John periodically played backup guitar for a white Avalon born fiddler named Willie Narmour. Narmour would eventually recommend John to the Okeh talent scouts in 1928 based on the merit of his gentle singing voice, thumb picked guitar work with a rock solid alternating bass technique, and original songs such as the mostly-based-on-a-true-story murder ballad “Louis Collins.” John auditioned for Okeh in his home, impressing them enough to record him with the now classic “Monday Morning Blues.” Okeh quickly whisked John away to Memphis, and then New York to record what would result in twelve released sides, including “Spike Driver’s Blues” and “Candy Man.” The sides sold moderately well, their greater success stalled by the Depression and a refusal on Okeh’s part to market John’s music outside of the traditional “race record” categorization. John returned to Avalon to await further work from Okeh, but the call would never come and John resigned himself to a simple life in Avalon.

If there was any bitterness or disappointment regarding his failed foray into the music business, Hurt never let on. Circa 1935, John appeared on the WPA payroll. He then continued his work in Avalon, and also worked for a brief tenure at a factory in Jackson, Mississippi, an hour or so south of Avalon. Upon quitting his factory job, John began working for A.R. Perkins, an Avalon landowner who employed both John and Jessie in a multitude of capacities. At one point during these interim years, John didn't even own a guitar, and only played infrequently on borrowed instruments.

REDISCOVERY

“Avalon, my hometown, always on my mind.” - Mississippi John Hurt. These words open one of John’s most famous songs, and the liner notes of probably several hundred reissues, reprints and re-releases of John’s music on every format from LP to MP3. This song was the catalyst for the now apocryphal story of Tom Hoskins, a young white fan and record collector trekking to the Valley Store in what was Avalon, Mississippi, to inquire about an old black songster who just happened to still be living and playing not three mailboxes up the hill.

Hurt’s redemption came in 1963, when Hoskins made his miraculous rediscovery. Hoskins had ventured to Avalon armed only with a tape recorder, his Gibson J-45 and a not-unfounded-hunch that "Avalon Blues" held the clues necessary to find John Hurt himself. John had recorded the song for the Okeh record company in 1928, unknowingly setting the stage for his own triumphant return to the music scene some four decades after disappearing into seeming obscurity.
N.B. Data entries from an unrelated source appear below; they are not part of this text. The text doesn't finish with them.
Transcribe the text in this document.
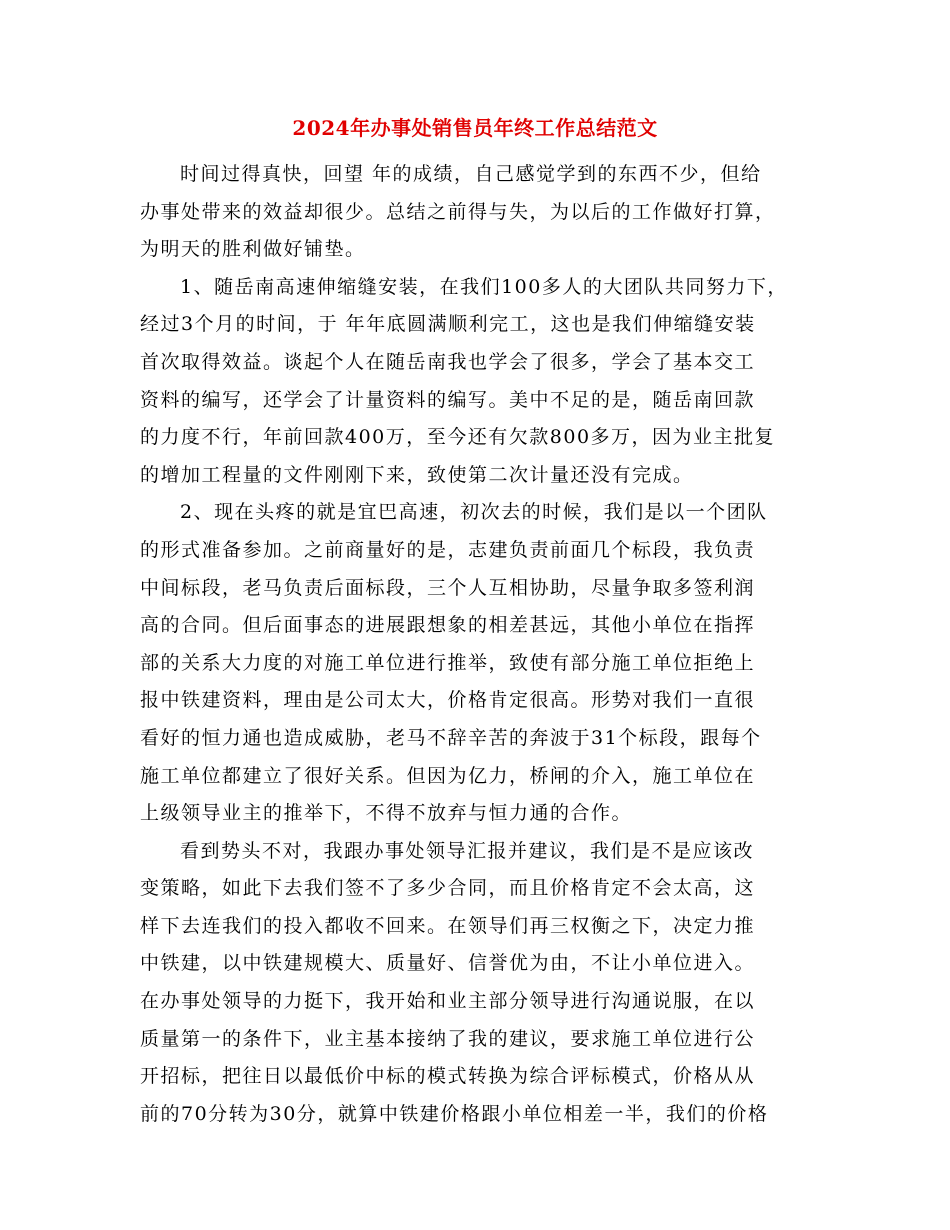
2024年办事处销售员年终工作总结范文
时间过得真快，回望 年的成绩，自己感觉学到的东西不少，但给
办事处带来的效益却很少。总结之前得与失，为以后的工作做好打算，
为明天的胜利做好铺垫。
1、随岳南高速伸缩缝安装，在我们100多人的大团队共同努力下，
经过3个月的时间，于 年年底圆满顺利完工，这也是我们伸缩缝安装
首次取得效益。谈起个人在随岳南我也学会了很多，学会了基本交工
资料的编写，还学会了计量资料的编写。美中不足的是，随岳南回款
的力度不行，年前回款400万，至今还有欠款800多万，因为业主批复
的增加工程量的文件刚刚下来，致使第二次计量还没有完成。
2、现在头疼的就是宜巴高速，初次去的时候，我们是以一个团队
的形式准备参加。之前商量好的是，志建负责前面几个标段，我负责
中间标段，老马负责后面标段，三个人互相协助，尽量争取多签利润
高的合同。但后面事态的进展跟想象的相差甚远，其他小单位在指挥
部的关系大力度的对施工单位进行推举，致使有部分施工单位拒绝上
报中铁建资料，理由是公司太大，价格肯定很高。形势对我们一直很
看好的恒力通也造成威胁，老马不辞辛苦的奔波于31个标段，跟每个
施工单位都建立了很好关系。但因为亿力，桥闸的介入，施工单位在
上级领导业主的推举下，不得不放弃与恒力通的合作。
看到势头不对，我跟办事处领导汇报并建议，我们是不是应该改
变策略，如此下去我们签不了多少合同，而且价格肯定不会太高，这
样下去连我们的投入都收不回来。在领导们再三权衡之下，决定力推
中铁建，以中铁建规模大、质量好、信誉优为由，不让小单位进入。
在办事处领导的力挺下，我开始和业主部分领导进行沟通说服，在以
质量第一的条件下，业主基本接纳了我的建议，要求施工单位进行公
开招标，把往日以最低价中标的模式转换为综合评标模式，价格从从
前的70分转为30分，就算中铁建价格跟小单位相差一半，我们的价格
Due to the work of Hoskins and a few other intrepid members of the “blues mafia,” Hurt moved to Washington D.C. and found himself the darling of a burgeoning folk music movement that had overtaken colleges and coffeehouses around the nation. There’s no telling what it was about John’s music that attracted his many fans. His gentle singing voice and complex but clean guitar picking set him apart from some of his harsher sounding Delta Blues contemporaries, but that wasn’t the whole story.

LEGACY

Many who were lucky enough to see one of his appearances at the Newport Folk Festival, or the Café Lena coffeehouse, or even the Gaslight, remarked about his glowing inner spirit, a spirit that transcended simply being a good musician. There was something special about Mississippi John Hurt. Whereas time had taken its toll on bluesmen such as Skip James and Sleepy John Estes, in their countenance and in their fingers, John retained along with his playing style a wry, kind smile and a twinkle in his eye that went on to win him legions of fans in his twilight years. Shortly after moving back to Mississippi, John passed away on November 2, 1966.

Through the music of John Hurt, fans of all ages are exposed to the rich oral, musical, and literary traditions of the Mississippi Delta and the surrounding area. With his gentle demeanor and intricate style of fingerpicking, Mississippi John Hurt is an ideal ambassador for early African American music and culture.